Rearranging slides

Apr 27, 2023

Hi -- on a course I took recently it shows how you can  move a slide and when the blue arrow shows up you can drop the slide there.

This never ever works for me and I cannot figure out why and I just spent an hour trying to get the order back after creating some new slides and I just closed and did not save so I lost my work.

PLEASE HELP -- this is the biggest issue i have all the time and my coworkers have to do the same thing and spend a ton of time rearranging the slides and half the time we just forget and start over. 

6 Replies
Walt Hamilton

Perhaps the main cause for sequence changing is using the “Jump to next slide” trigger. If you use the “Jump to [slideName]” trigger, the slides will stay in order.

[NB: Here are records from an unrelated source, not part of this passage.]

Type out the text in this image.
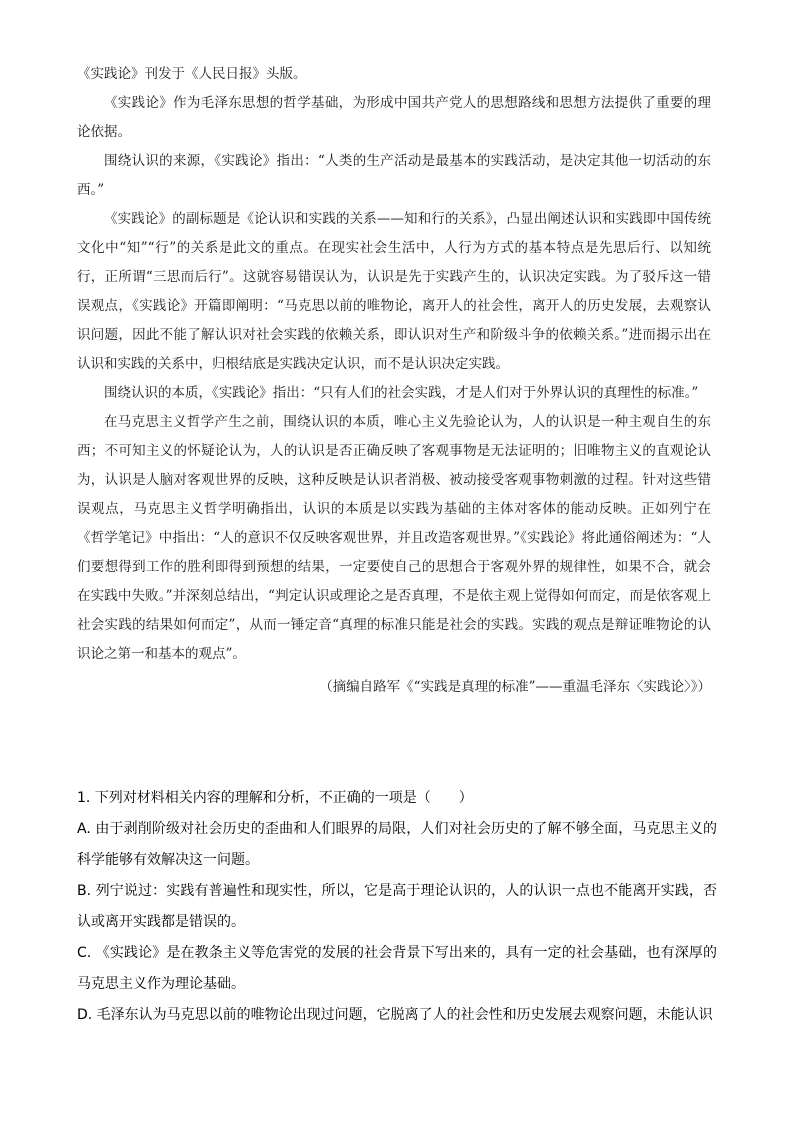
《实践论》刊发于《人民日报》头版。

《实践论》作为毛泽东思想的哲学基础，为形成中国共产党人的思想路线和思想方法提供了重要的理论依据。

围绕认识的来源，《实践论》指出：“人类的生产活动是最基本的实践活动，是决定其他一切活动的东西。”

《实践论》的副标题是《论认识和实践的关系——知和行的关系》，凸显出阐述认识和实践即中国传统文化中“知”“行”的关系是此文的重点。在现实社会生活中，人行为方式的基本特点是先思后行、以知统行，正所谓“三思而后行”。这就容易错误认为，认识是先于实践产生的，认识决定实践。为了驳斥这一错误观点，《实践论》开篇即阐明：“马克思以前的唯物论，离开人的社会性，离开人的历史发展，去观察认识问题，因此不能了解认识对社会实践的依赖关系，即认识对生产和阶级斗争的依赖关系。”进而揭示出在认识和实践的关系中，归根结底是实践决定认识，而不是认识决定实践。

围绕认识的本质，《实践论》指出：“只有人们的社会实践，才是人们对于外界认识的真理性的标准。”

在马克思主义哲学产生之前，围绕认识的本质，唯心主义先验论认为，人的认识是一种主观自生的东西；不可知主义的怀疑论认为，人的认识是否正确反映了客观事物是无法证明的；旧唯物主义的直观论认为，认识是人脑对客观世界的反映，这种反映是认识者消极、被动接受客观事物刺激的过程。针对这些错误观点，马克思主义哲学明确指出，认识的本质是以实践为基础的主体对客体的能动反映。正如列宁在《哲学笔记》中指出：“人的意识不仅反映客观世界，并且改造客观世界。”《实践论》将此通俗阐述为：“人们要想得到工作的胜利即得到预想的结果，一定要使自己的思想合于客观外界的规律性，如果不合，就会在实践中失败。”并深刻总结出，“判定认识或理论之是否真理，不是依主观上觉得如何而定，而是依客观上社会实践的结果如何而定”，从而一锤定音“真理的标准只能是社会的实践。实践的观点是辩证唯物论的认识论之第一和基本的观点”。

（摘编自路军《“实践是真理的标准”——重温毛泽东〈实践论〉》）

1. 下列对材料相关内容的理解和分析，不正确的一项是（　　）

A. 由于剥削阶级对社会历史的歪曲和人们眼界的局限，人们对社会历史的了解不够全面，马克思主义的科学能够有效解决这一问题。

B. 列宁说过：实践有普遍性和现实性，所以，它是高于理论认识的，人的认识一点也不能离开实践，否认或离开实践都是错误的。

C. 《实践论》是在教条主义等危害党的发展的社会背景下写出来的，具有一定的社会基础，也有深厚的马克思主义作为理论基础。

D. 毛泽东认为马克思以前的唯物论出现过问题，它脱离了人的社会性和历史发展去观察问题，未能认识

If you are jumping to Next slide, the flow is the way it appears in Story View. If you jump to named slides, what you see in Story View doesn’t matter, the sequence will be what the triggers dictate.

Luciana Piazza

Hi Christine, 

Thank you for the update! Glad to hear that changing the trigger as Walt recommended to just include the Next and Previous slides did the trick. 

Is there an E-Learning Challenge you are looking at for inspiration or a specific training you are trying to replicate on your end? 

I'll defer to our community on their preferences when using slide-specific triggers vs. the next slide or previous slide triggers. I'm curious to hear what they'll say! 

Walt Hamilton

So what you see in Story view is SL’s best attempt to create a visual of how the course flows. Neither it nor the menu have any real relationship to how the learner will progress through the course. What controls the sequence of slides in the course is the jump triggers, If you jump to Next, moving the slide thumbnails will change the order. If your triggers jump to a specific slide, you cannot change the order or position of the slides in Story view. If you drag one, you can change its number, but not its location in the sequence. If you change to jumping to Next, any movement will change the slide order. That means that if the mouse twitches even a little bit while you are clicking the slide thumbnail, it can change its position. That’s why I always jump to a specific slide.

In short, stop “fixing” it. When you preview it, if the slides progress in the order you want, all is well. If you want to change the order, change the “jump to” triggers. You can safely ignore what you see in story view. One example may help you here: If you have a slide that has one trigger to advance, the target slide will be under and lined up with the source slide. On the other hand, if you have a slide from which a learner can advance to several other slides (like a menu slide), in Story view, the menu (source) will be on top, and the other slides (targets) will be lined up evenly under it. Story view is SL’s attempt to help you visualize, but in reality doesn’t control anything. The lines illustrate where the triggers send the flow, but don’t control it.